Personnage central de l'opposition, il a organisé, avec le Collectif Sauvons le Togo (CST), un regroupement de partis d'opposition et de la société civile, une série d'importantes manifestations contre le régime en place, en 2012, dont plusieurs ont été violemment dispersées par la police.
Titulaire d'un Diplôme d'études supérieures spécialisées (DESS) en sciences économiques de l'université de Lille, en France, M. Fabre est rentré en 1979 au Togo pour enseigner à l'université de Lomé pendant quatre ans.
Il a ensuite participé à la création de la Ligue togolaise des droits de l'Homme, puis dirigé deux revues engagées, La Tribune des Démocrates et Le Temps des démocrates.
En 1992, il a rejoint l'ex opposant historique Gilchrist Olympio lorsque ce dernier a rassemblé plusieurs partis de l'opposition en une seule formation, l'Union des forces de changement (UFC).
- Une intransigeance critiquée -
Élu secrétaire général, il prend les rênes du parti, dans la pratique, M. Olympio étant contraint à l'exil par le général Gnassingbé Eyadéma. Député depuis 2007, il se retrouve candidat de l'UFC à la présidentielle en 2010 suite à un concours de circonstances:
M. Olympio, victime d'un accident, ne peut se présenter et lui cède la place. En mai 2010, peu après l'élection, les compagnons de lutte se brouillent: M. Olympio passe un accord avec M. Gnassingbé pour faire entrer son parti au gouvernement.
M. Fabre claque la porte de l'UFC pour créer son propre parti. Certains proches critiquent son intransigeance: "M. Fabre aime trop se cramponner sur sa position, il n'a pas une capacité d'écoute.
Ce qui fait qu'il n'arrive pas à jouer son rôle de rassembleur" face à Faure Gnassingbé, commente un opposant sous couvert d'anonymat.
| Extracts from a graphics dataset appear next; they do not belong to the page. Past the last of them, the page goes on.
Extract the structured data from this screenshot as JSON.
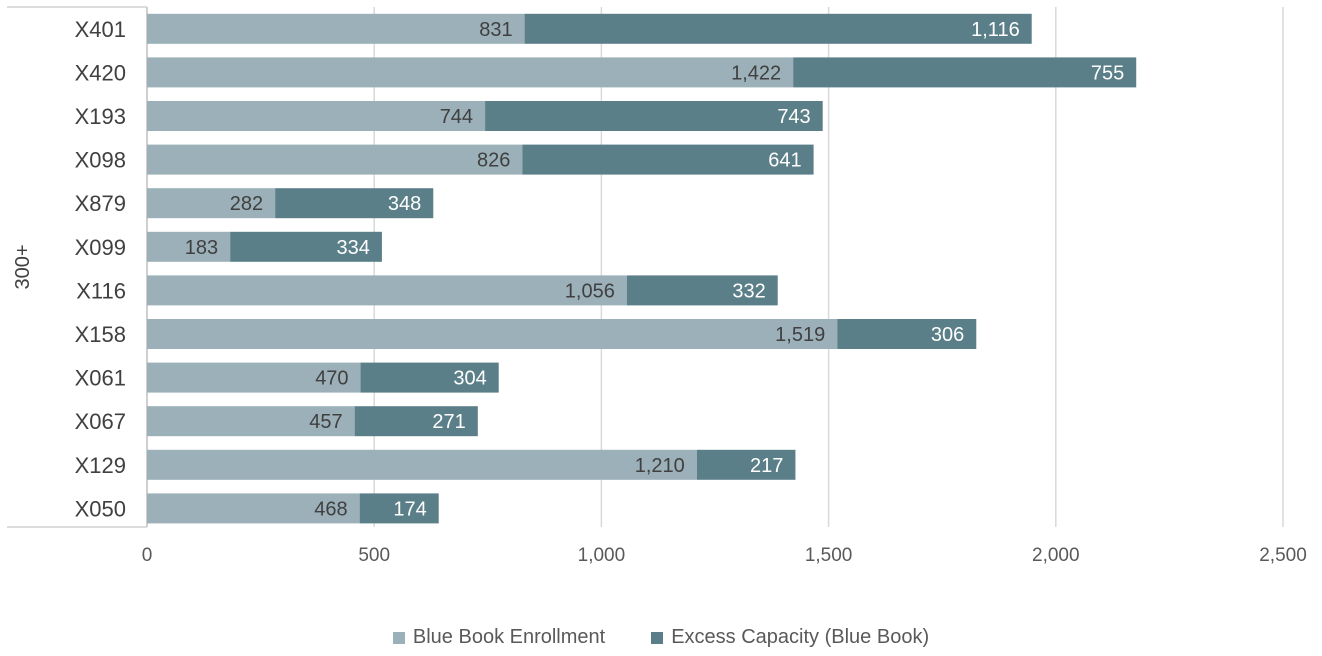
{
  "chart_data": {
    "type": "bar",
    "orientation": "horizontal",
    "stacked": true,
    "group_label": "300+",
    "categories": [
      "X401",
      "X420",
      "X193",
      "X098",
      "X879",
      "X099",
      "X116",
      "X158",
      "X061",
      "X067",
      "X129",
      "X050"
    ],
    "series": [
      {
        "name": "Blue Book Enrollment",
        "color": "#9bb0b8",
        "values": [
          831,
          1422,
          744,
          826,
          282,
          183,
          1056,
          1519,
          470,
          457,
          1210,
          468
        ],
        "labels": [
          "831",
          "1,422",
          "744",
          "826",
          "282",
          "183",
          "1,056",
          "1,519",
          "470",
          "457",
          "1,210",
          "468"
        ]
      },
      {
        "name": "Excess Capacity (Blue Book)",
        "color": "#5b7f88",
        "values": [
          1116,
          755,
          743,
          641,
          348,
          334,
          332,
          306,
          304,
          271,
          217,
          174
        ],
        "labels": [
          "1,116",
          "755",
          "743",
          "641",
          "348",
          "334",
          "332",
          "306",
          "304",
          "271",
          "217",
          "174"
        ]
      }
    ],
    "xlim": [
      0,
      2500
    ],
    "x_ticks": [
      0,
      500,
      1000,
      1500,
      2000,
      2500
    ],
    "x_tick_labels": [
      "0",
      "500",
      "1,000",
      "1,500",
      "2,000",
      "2,500"
    ],
    "grid": "vertical",
    "legend_position": "bottom"
  }
}
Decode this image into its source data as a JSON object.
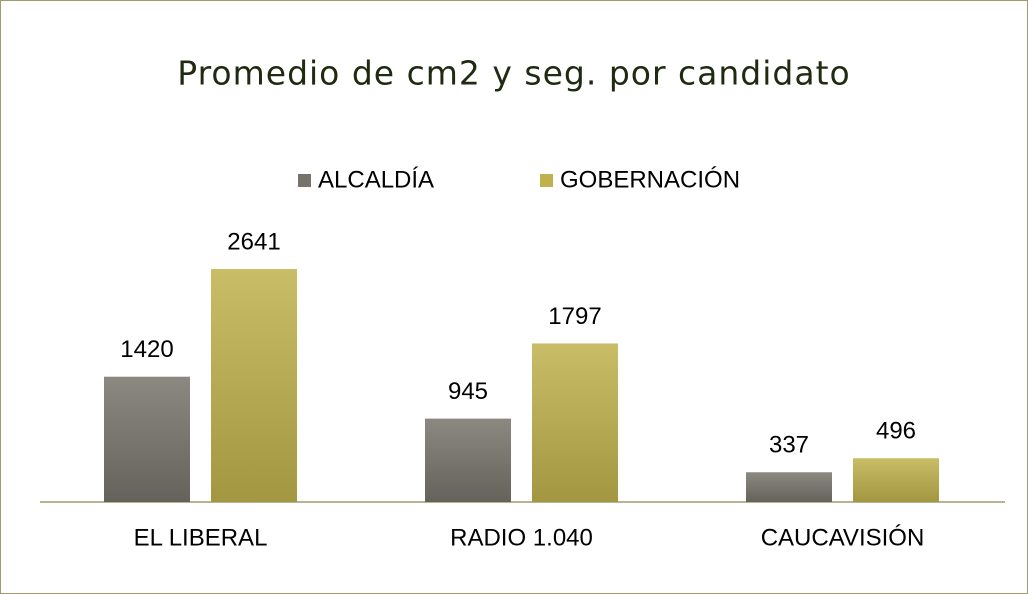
{
  "chart_data": {
    "type": "bar",
    "title": "Promedio de cm2 y seg. por candidato",
    "categories": [
      "EL LIBERAL",
      "RADIO 1.040",
      "CAUCAVISIÓN"
    ],
    "series": [
      {
        "name": "ALCALDÍA",
        "color": "#76746a",
        "values": [
          1420,
          945,
          337
        ]
      },
      {
        "name": "GOBERNACIÓN",
        "color": "#bfb24c",
        "values": [
          2641,
          1797,
          496
        ]
      }
    ],
    "legend": "top"
  }
}
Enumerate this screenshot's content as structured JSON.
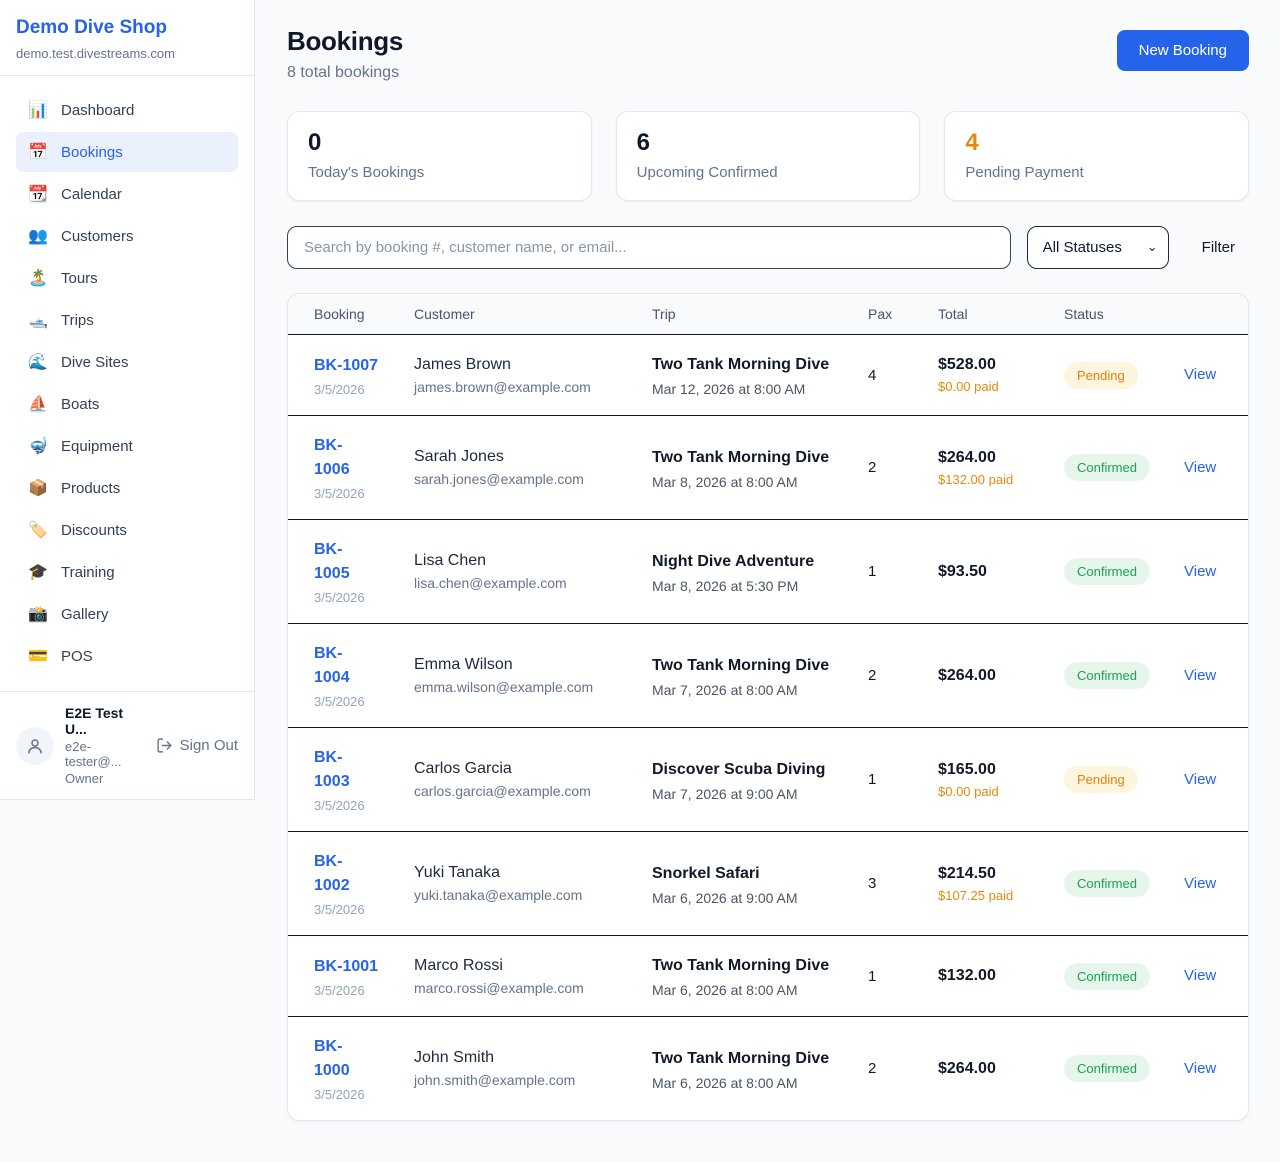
{
  "colors": {
    "brand_blue": "#2563eb",
    "accent_orange": "#e8890c",
    "confirmed_green": "#18a24c",
    "pending_badge_bg": "#fdf5dd",
    "confirmed_badge_bg": "#e7f6ec",
    "page_bg": "#f8fafc"
  },
  "sidebar": {
    "brand": {
      "name": "Demo Dive Shop",
      "domain": "demo.test.divestreams.com"
    },
    "items": [
      {
        "label": "Dashboard",
        "icon": "📊",
        "icon_name": "bar-chart-icon",
        "active": false
      },
      {
        "label": "Bookings",
        "icon": "📅",
        "icon_name": "calendar-icon",
        "active": true
      },
      {
        "label": "Calendar",
        "icon": "📆",
        "icon_name": "tear-off-calendar-icon",
        "active": false
      },
      {
        "label": "Customers",
        "icon": "👥",
        "icon_name": "people-icon",
        "active": false
      },
      {
        "label": "Tours",
        "icon": "🏝️",
        "icon_name": "island-icon",
        "active": false
      },
      {
        "label": "Trips",
        "icon": "🛥️",
        "icon_name": "motorboat-icon",
        "active": false
      },
      {
        "label": "Dive Sites",
        "icon": "🌊",
        "icon_name": "wave-icon",
        "active": false
      },
      {
        "label": "Boats",
        "icon": "⛵",
        "icon_name": "sailboat-icon",
        "active": false
      },
      {
        "label": "Equipment",
        "icon": "🤿",
        "icon_name": "diving-mask-icon",
        "active": false
      },
      {
        "label": "Products",
        "icon": "📦",
        "icon_name": "package-icon",
        "active": false
      },
      {
        "label": "Discounts",
        "icon": "🏷️",
        "icon_name": "label-tag-icon",
        "active": false
      },
      {
        "label": "Training",
        "icon": "🎓",
        "icon_name": "graduation-cap-icon",
        "active": false
      },
      {
        "label": "Gallery",
        "icon": "📸",
        "icon_name": "camera-icon",
        "active": false
      },
      {
        "label": "POS",
        "icon": "💳",
        "icon_name": "credit-card-icon",
        "active": false
      }
    ],
    "user": {
      "name": "E2E Test U...",
      "email": "e2e-tester@...",
      "role": "Owner",
      "sign_out_label": "Sign Out"
    }
  },
  "header": {
    "title": "Bookings",
    "subtitle": "8 total bookings",
    "new_booking_label": "New Booking"
  },
  "stats": [
    {
      "value": "0",
      "label": "Today's Bookings",
      "orange": false
    },
    {
      "value": "6",
      "label": "Upcoming Confirmed",
      "orange": false
    },
    {
      "value": "4",
      "label": "Pending Payment",
      "orange": true
    }
  ],
  "filters": {
    "search_placeholder": "Search by booking #, customer name, or email...",
    "status_selected": "All Statuses",
    "filter_label": "Filter"
  },
  "table": {
    "columns": [
      "Booking",
      "Customer",
      "Trip",
      "Pax",
      "Total",
      "Status"
    ],
    "view_label": "View",
    "rows": [
      {
        "id": "BK-1007",
        "date": "3/5/2026",
        "customer": "James Brown",
        "email": "james.brown@example.com",
        "trip": "Two Tank Morning Dive",
        "trip_date": "Mar 12, 2026 at 8:00 AM",
        "pax": "4",
        "total": "$528.00",
        "paid": "$0.00 paid",
        "status": "Pending"
      },
      {
        "id": "BK-\n1006",
        "date": "3/5/2026",
        "customer": "Sarah Jones",
        "email": "sarah.jones@example.com",
        "trip": "Two Tank Morning Dive",
        "trip_date": "Mar 8, 2026 at 8:00 AM",
        "pax": "2",
        "total": "$264.00",
        "paid": "$132.00 paid",
        "status": "Confirmed"
      },
      {
        "id": "BK-\n1005",
        "date": "3/5/2026",
        "customer": "Lisa Chen",
        "email": "lisa.chen@example.com",
        "trip": "Night Dive Adventure",
        "trip_date": "Mar 8, 2026 at 5:30 PM",
        "pax": "1",
        "total": "$93.50",
        "paid": "",
        "status": "Confirmed"
      },
      {
        "id": "BK-\n1004",
        "date": "3/5/2026",
        "customer": "Emma Wilson",
        "email": "emma.wilson@example.com",
        "trip": "Two Tank Morning Dive",
        "trip_date": "Mar 7, 2026 at 8:00 AM",
        "pax": "2",
        "total": "$264.00",
        "paid": "",
        "status": "Confirmed"
      },
      {
        "id": "BK-\n1003",
        "date": "3/5/2026",
        "customer": "Carlos Garcia",
        "email": "carlos.garcia@example.com",
        "trip": "Discover Scuba Diving",
        "trip_date": "Mar 7, 2026 at 9:00 AM",
        "pax": "1",
        "total": "$165.00",
        "paid": "$0.00 paid",
        "status": "Pending"
      },
      {
        "id": "BK-\n1002",
        "date": "3/5/2026",
        "customer": "Yuki Tanaka",
        "email": "yuki.tanaka@example.com",
        "trip": "Snorkel Safari",
        "trip_date": "Mar 6, 2026 at 9:00 AM",
        "pax": "3",
        "total": "$214.50",
        "paid": "$107.25 paid",
        "status": "Confirmed"
      },
      {
        "id": "BK-1001",
        "date": "3/5/2026",
        "customer": "Marco Rossi",
        "email": "marco.rossi@example.com",
        "trip": "Two Tank Morning Dive",
        "trip_date": "Mar 6, 2026 at 8:00 AM",
        "pax": "1",
        "total": "$132.00",
        "paid": "",
        "status": "Confirmed"
      },
      {
        "id": "BK-\n1000",
        "date": "3/5/2026",
        "customer": "John Smith",
        "email": "john.smith@example.com",
        "trip": "Two Tank Morning Dive",
        "trip_date": "Mar 6, 2026 at 8:00 AM",
        "pax": "2",
        "total": "$264.00",
        "paid": "",
        "status": "Confirmed"
      }
    ]
  }
}
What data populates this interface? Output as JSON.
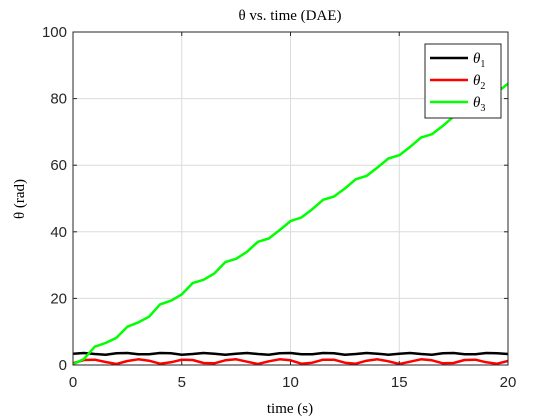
{
  "chart_data": {
    "type": "line",
    "title": "θ vs. time (DAE)",
    "xlabel": "time (s)",
    "ylabel": "θ (rad)",
    "xlim": [
      0,
      20
    ],
    "ylim": [
      0,
      100
    ],
    "xticks": [
      "0",
      "5",
      "10",
      "15",
      "20"
    ],
    "yticks": [
      "0",
      "20",
      "40",
      "60",
      "80",
      "100"
    ],
    "grid": true,
    "legend_position": "top-right",
    "series": [
      {
        "name": "θ1",
        "legend_symbol": "θ",
        "legend_sub": "1",
        "color": "#000000",
        "x": [
          0,
          0.5,
          1,
          1.5,
          2,
          2.5,
          3,
          3.5,
          4,
          4.5,
          5,
          5.5,
          6,
          6.5,
          7,
          7.5,
          8,
          8.5,
          9,
          9.5,
          10,
          10.5,
          11,
          11.5,
          12,
          12.5,
          13,
          13.5,
          14,
          14.5,
          15,
          15.5,
          16,
          16.5,
          17,
          17.5,
          18,
          18.5,
          19,
          19.5,
          20
        ],
        "y": [
          3.4,
          3.6,
          3.3,
          3.1,
          3.5,
          3.6,
          3.2,
          3.2,
          3.6,
          3.5,
          3.1,
          3.3,
          3.6,
          3.4,
          3.1,
          3.4,
          3.6,
          3.3,
          3.1,
          3.5,
          3.6,
          3.2,
          3.2,
          3.6,
          3.5,
          3.1,
          3.3,
          3.6,
          3.4,
          3.1,
          3.4,
          3.6,
          3.3,
          3.1,
          3.5,
          3.6,
          3.2,
          3.2,
          3.6,
          3.5,
          3.3
        ]
      },
      {
        "name": "θ2",
        "legend_symbol": "θ",
        "legend_sub": "2",
        "color": "#ff0000",
        "x": [
          0,
          0.5,
          1,
          1.5,
          2,
          2.5,
          3,
          3.5,
          4,
          4.5,
          5,
          5.5,
          6,
          6.5,
          7,
          7.5,
          8,
          8.5,
          9,
          9.5,
          10,
          10.5,
          11,
          11.5,
          12,
          12.5,
          13,
          13.5,
          14,
          14.5,
          15,
          15.5,
          16,
          16.5,
          17,
          17.5,
          18,
          18.5,
          19,
          19.5,
          20
        ],
        "y": [
          0.5,
          1.5,
          1.6,
          0.9,
          0.3,
          1.2,
          1.7,
          1.3,
          0.4,
          0.8,
          1.6,
          1.5,
          0.6,
          0.5,
          1.4,
          1.7,
          1.0,
          0.3,
          1.1,
          1.7,
          1.4,
          0.4,
          0.7,
          1.6,
          1.6,
          0.7,
          0.4,
          1.3,
          1.7,
          1.1,
          0.3,
          1.0,
          1.7,
          1.4,
          0.5,
          0.6,
          1.5,
          1.6,
          0.8,
          0.4,
          1.2
        ]
      },
      {
        "name": "θ3",
        "legend_symbol": "θ",
        "legend_sub": "3",
        "color": "#00ff00",
        "x": [
          0,
          0.5,
          1,
          1.5,
          2,
          2.5,
          3,
          3.5,
          4,
          4.5,
          5,
          5.5,
          6,
          6.5,
          7,
          7.5,
          8,
          8.5,
          9,
          9.5,
          10,
          10.5,
          11,
          11.5,
          12,
          12.5,
          13,
          13.5,
          14,
          14.5,
          15,
          15.5,
          16,
          16.5,
          17,
          17.5,
          18,
          18.5,
          19,
          19.5,
          20
        ],
        "y": [
          0.2,
          1.8,
          5.5,
          6.6,
          8.2,
          11.5,
          12.8,
          14.5,
          18.2,
          19.3,
          21.2,
          24.6,
          25.6,
          27.5,
          30.9,
          31.9,
          34.0,
          37.0,
          38.0,
          40.5,
          43.2,
          44.3,
          46.8,
          49.6,
          50.6,
          53.0,
          55.8,
          56.8,
          59.3,
          62.0,
          63.0,
          65.5,
          68.3,
          69.3,
          71.8,
          74.6,
          75.6,
          78.0,
          80.9,
          81.9,
          84.5
        ]
      }
    ]
  }
}
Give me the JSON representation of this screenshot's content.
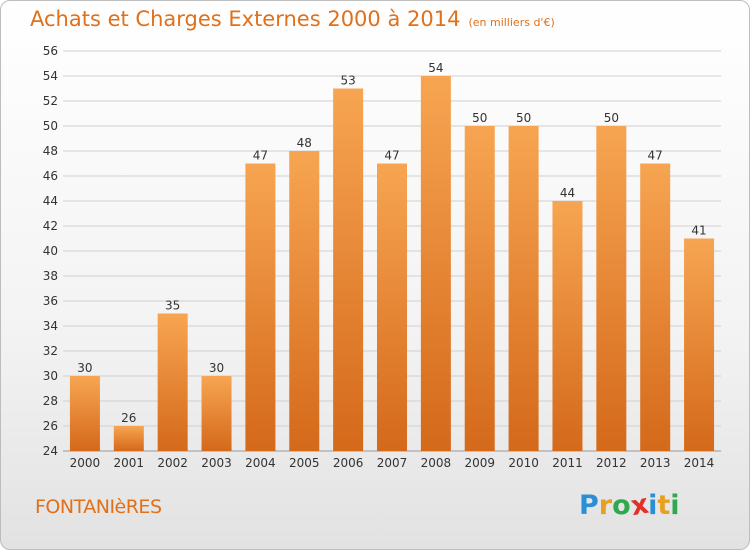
{
  "header": {
    "title": "Achats et Charges Externes 2000 à 2014",
    "subtitle": "(en milliers d'€)"
  },
  "footer": {
    "town": "FONTANIèRES",
    "logo_letters": [
      "P",
      "r",
      "o",
      "x",
      "i",
      "t",
      "i"
    ],
    "logo_colors": [
      "#2a8fd6",
      "#e8a020",
      "#2fa84f",
      "#e0312a",
      "#2a8fd6",
      "#e8a020",
      "#2fa84f"
    ]
  },
  "colors": {
    "bar_top": "#f7a552",
    "bar_bottom": "#d4691a",
    "grid": "#d0d0d0",
    "axis_text": "#333333"
  },
  "chart_data": {
    "type": "bar",
    "title": "Achats et Charges Externes 2000 à 2014",
    "subtitle": "(en milliers d'€)",
    "categories": [
      "2000",
      "2001",
      "2002",
      "2003",
      "2004",
      "2005",
      "2006",
      "2007",
      "2008",
      "2009",
      "2010",
      "2011",
      "2012",
      "2013",
      "2014"
    ],
    "values": [
      30,
      26,
      35,
      30,
      47,
      48,
      53,
      47,
      54,
      50,
      50,
      44,
      50,
      47,
      41
    ],
    "ylim": [
      24,
      56
    ],
    "yticks": [
      24,
      26,
      28,
      30,
      32,
      34,
      36,
      38,
      40,
      42,
      44,
      46,
      48,
      50,
      52,
      54,
      56
    ],
    "grid": true,
    "data_labels": true
  }
}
Mais le "marcheur" surfe aujourd'hui sur le ras-le-bol de la population, lassée par 48 ans de règne d'une même famille, avec comme principal slogan de campagne "Le changement en 2015".
"Le principal enjeu pour nous, c'est (...) la nécessité pour les Togolais de changer de régime, d'en finir définitivement avec le système Gnassingbé qui, par la ruse, par la violence, se maintient au pouvoir", martelait-il récemment lors d'un meeting.
Dans son programme de 123 pages, il promet de "tourner définitivement le dos à l'arbitraire et aux voies de fait érigés en politique de gouvernement, à la gabegie et à la corruption pratiquées à tous les niveaux, (...) à l'impunité, aux violations répétées de la Constitution et des lois".
Certains observateurs estiment que ce scrutin à un seul tour sera serré, même si le président sortant bénéficie de la faveur des pronostics, notamment à cause de la dispersion des voix de l'opposition, qui présente quatre candidats.